In recent years, Halifax has experienced rapid economic, social and structural transformation, and according to researchers at Dalhousie University, many locals see that as a good thing.
“The majority of Haligonians are actually quite open to change,” sociology professor Howard Ramos said in an interview. “Counter to a lot of the narratives, there’s a lot that’s going on in this city … I think embracing that change is important as Halifax goes forward.”
Ramos and a team of social scientists surveyed hundreds of people in Halifax Regional Municipality about perceptions of change in their neighbourhoods.

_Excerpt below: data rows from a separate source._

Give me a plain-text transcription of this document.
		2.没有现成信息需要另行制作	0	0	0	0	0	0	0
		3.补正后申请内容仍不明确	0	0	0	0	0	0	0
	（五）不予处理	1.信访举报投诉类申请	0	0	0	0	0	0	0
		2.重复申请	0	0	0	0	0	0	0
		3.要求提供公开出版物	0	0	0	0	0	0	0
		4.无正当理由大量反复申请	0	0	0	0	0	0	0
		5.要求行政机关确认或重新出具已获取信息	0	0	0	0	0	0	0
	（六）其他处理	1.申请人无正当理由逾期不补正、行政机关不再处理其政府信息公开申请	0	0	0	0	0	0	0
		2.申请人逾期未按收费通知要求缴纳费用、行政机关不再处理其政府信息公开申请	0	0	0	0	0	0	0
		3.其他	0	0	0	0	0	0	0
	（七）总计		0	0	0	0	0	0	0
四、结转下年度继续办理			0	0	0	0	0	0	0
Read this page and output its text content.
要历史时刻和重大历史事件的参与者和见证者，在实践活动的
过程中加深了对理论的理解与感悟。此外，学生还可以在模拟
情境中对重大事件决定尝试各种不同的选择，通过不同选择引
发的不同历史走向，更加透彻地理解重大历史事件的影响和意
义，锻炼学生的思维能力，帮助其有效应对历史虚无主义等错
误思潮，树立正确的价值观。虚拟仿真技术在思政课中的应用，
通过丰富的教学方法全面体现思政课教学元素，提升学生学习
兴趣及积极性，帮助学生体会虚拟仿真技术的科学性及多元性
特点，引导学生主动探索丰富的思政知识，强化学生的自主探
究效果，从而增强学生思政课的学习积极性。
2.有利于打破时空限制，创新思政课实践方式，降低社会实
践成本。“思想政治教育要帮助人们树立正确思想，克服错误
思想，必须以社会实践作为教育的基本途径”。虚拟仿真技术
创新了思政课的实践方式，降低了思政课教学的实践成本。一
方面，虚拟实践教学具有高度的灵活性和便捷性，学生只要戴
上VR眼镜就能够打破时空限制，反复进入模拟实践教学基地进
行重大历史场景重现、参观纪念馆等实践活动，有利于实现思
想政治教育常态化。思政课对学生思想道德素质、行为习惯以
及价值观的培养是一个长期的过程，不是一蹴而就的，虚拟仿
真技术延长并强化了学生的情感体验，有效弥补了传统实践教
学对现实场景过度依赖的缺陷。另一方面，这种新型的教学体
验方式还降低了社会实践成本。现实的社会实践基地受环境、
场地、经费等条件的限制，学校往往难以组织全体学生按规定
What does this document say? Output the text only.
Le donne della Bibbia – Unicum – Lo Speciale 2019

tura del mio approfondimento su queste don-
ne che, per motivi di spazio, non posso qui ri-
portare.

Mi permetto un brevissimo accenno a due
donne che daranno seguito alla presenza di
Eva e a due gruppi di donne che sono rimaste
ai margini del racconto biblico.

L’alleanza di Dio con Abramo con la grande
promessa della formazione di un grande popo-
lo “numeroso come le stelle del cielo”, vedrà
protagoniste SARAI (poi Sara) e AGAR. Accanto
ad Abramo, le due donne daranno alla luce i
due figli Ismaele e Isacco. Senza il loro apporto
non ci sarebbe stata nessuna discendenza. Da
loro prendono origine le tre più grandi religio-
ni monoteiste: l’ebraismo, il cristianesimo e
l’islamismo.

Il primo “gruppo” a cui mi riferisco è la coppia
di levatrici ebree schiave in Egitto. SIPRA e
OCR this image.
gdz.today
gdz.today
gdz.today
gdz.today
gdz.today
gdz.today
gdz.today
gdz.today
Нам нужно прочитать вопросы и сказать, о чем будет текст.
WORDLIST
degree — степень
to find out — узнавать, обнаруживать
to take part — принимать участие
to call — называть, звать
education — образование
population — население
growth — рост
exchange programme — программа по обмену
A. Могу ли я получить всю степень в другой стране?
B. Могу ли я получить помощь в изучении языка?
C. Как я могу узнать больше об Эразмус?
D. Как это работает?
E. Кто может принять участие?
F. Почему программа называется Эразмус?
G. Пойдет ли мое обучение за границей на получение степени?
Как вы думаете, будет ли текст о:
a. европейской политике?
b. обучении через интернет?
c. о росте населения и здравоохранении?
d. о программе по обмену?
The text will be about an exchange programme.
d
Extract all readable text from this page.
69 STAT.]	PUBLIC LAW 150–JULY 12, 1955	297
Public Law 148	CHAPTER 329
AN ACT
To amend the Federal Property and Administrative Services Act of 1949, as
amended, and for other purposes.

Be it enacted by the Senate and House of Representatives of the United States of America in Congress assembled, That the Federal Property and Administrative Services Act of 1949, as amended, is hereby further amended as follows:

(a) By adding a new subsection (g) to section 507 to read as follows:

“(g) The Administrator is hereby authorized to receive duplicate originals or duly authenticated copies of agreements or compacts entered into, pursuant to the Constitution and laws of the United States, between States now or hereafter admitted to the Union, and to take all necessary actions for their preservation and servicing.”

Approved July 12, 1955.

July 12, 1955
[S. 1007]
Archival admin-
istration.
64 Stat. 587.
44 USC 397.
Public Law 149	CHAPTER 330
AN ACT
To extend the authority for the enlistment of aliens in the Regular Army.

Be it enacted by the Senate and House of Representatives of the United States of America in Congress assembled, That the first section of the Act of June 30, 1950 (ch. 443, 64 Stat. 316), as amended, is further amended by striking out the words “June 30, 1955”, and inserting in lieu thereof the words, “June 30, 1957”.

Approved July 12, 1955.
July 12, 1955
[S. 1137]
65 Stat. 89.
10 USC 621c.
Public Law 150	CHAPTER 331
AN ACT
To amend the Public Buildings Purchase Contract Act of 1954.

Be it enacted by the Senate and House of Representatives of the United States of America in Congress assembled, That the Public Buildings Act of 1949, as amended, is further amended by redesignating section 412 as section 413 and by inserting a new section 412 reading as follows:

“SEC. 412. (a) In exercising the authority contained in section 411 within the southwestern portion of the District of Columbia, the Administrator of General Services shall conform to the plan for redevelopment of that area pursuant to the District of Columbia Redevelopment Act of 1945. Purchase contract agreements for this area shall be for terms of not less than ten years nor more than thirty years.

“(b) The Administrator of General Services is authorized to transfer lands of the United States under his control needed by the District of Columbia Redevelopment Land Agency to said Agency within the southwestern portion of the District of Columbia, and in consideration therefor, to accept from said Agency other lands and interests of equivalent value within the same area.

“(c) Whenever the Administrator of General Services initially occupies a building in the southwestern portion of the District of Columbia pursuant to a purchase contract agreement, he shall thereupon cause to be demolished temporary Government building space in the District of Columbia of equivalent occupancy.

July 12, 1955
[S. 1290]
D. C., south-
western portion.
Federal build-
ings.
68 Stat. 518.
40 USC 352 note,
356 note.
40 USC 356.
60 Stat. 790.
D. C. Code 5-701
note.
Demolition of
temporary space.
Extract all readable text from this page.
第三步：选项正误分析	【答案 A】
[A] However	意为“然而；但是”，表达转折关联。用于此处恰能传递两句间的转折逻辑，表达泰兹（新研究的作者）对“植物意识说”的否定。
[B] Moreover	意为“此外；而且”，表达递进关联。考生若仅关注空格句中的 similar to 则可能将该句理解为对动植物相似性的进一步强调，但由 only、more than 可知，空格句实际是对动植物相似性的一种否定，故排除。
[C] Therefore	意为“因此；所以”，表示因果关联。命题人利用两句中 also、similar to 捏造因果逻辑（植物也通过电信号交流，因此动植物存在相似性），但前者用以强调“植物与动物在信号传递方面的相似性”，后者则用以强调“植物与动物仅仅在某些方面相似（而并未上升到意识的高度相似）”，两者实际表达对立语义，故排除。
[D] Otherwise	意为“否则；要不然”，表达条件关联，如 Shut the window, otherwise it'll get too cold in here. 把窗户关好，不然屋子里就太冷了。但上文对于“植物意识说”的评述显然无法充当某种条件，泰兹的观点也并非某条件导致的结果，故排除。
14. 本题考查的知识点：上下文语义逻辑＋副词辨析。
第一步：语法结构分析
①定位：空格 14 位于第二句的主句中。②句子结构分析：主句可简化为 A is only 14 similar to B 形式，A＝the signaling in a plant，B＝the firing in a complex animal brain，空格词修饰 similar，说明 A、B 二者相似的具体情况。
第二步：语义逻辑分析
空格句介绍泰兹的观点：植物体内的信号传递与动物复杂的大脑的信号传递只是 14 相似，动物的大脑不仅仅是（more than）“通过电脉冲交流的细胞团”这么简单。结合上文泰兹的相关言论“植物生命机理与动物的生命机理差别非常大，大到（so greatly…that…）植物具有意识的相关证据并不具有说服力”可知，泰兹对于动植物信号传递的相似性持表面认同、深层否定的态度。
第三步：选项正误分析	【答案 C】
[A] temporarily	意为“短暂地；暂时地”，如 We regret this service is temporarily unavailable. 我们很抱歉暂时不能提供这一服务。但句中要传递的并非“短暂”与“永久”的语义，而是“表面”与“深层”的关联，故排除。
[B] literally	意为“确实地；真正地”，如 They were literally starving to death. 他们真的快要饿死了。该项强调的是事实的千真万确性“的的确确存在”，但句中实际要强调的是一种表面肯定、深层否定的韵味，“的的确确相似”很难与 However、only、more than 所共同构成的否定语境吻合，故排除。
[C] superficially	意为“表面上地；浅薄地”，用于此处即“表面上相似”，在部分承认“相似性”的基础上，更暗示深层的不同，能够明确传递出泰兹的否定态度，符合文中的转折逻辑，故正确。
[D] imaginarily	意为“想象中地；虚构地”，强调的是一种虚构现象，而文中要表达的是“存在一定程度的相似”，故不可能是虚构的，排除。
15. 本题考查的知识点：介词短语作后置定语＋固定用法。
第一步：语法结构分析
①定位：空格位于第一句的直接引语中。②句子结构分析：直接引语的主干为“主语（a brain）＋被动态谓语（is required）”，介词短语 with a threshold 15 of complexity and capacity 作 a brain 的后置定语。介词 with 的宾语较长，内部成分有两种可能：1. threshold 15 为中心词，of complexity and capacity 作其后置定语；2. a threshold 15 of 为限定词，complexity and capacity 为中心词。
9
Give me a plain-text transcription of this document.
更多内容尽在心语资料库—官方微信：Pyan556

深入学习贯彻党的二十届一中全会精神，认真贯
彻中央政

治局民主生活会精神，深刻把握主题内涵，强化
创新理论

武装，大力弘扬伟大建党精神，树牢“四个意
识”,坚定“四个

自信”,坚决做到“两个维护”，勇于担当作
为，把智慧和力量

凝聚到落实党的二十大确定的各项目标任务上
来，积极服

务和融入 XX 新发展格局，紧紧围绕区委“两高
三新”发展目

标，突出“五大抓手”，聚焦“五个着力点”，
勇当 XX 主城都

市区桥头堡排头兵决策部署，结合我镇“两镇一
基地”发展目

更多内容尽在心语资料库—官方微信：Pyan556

In the study published in The Canadian Geographer this fall, a slight majority of respondents reported that the area they lived in seemed more or less same as it was five or 10 years ago, but of those who noticed in shifts in their surroundings, the changes were generally well received.
Around one third of respondents felt their neighbourhood’s financial prospects had improved amid Halifax’s transitions into a more knowledge-based economy, whereas 10 per felt they were worse off than they were before. The study found that 36 per cent of people embraced cultural change in their communities, while just six per cent opposed it.
The changes that were most obvious – like the construction of new buildings – earned the highest approval rating. More than half of respondents viewed structural changes in their neighbourhood as a net positive and only two per cent of people objected to the renovations.
“Most people like to see new things popping up,” Ramos said. “The people who lobby against development often tend to be in the peninsula and tend to be well-mobilized … (but) there’s a whole bunch of people who aren’t living in those areas.”
For that vocal group of people fighting to preserve Halifax’s heritage, the threat of development seems almost existential. The United Memorial Church in the north end was built after the wreckage of the Halifax Explosion, and today, people are fighting to prevent the landmark from being torn down.
For Coun. Lindell Smith, the challenge in District 8 is blending the old with the new.
“When you look at the historic community that’s been there for a long time, they’re feeling left behind with the new changes,” Smith said in an interview. “The makeup of the neighbourhood is changing, not just because new businesses or new buildings are popping up, but because the sense of community ownership … is being lost.”
Smith hesitates to use ‘the G-word’ – gentrification – but said he’s working on a project to bridge the gap between “two separate north ends” into one community.
The push and pull between change and the resistance has plagued Halifax “forever,” Smith said. The key is to engage the community in these changes so that Halifax can evolve alongside its citizenry.
“We feel Halifax undergoing rapid change and it’s important to facilitate a discussion about what people feel about it,” Ramos said. “That’s what’s going to allow us to navigate our future in a more informed way.”
The telephone survey of 411 Halifax residents was conducted between Nov. 2014 and March 2015 with a 95 per cent confidence level and a sampling error of 0.025.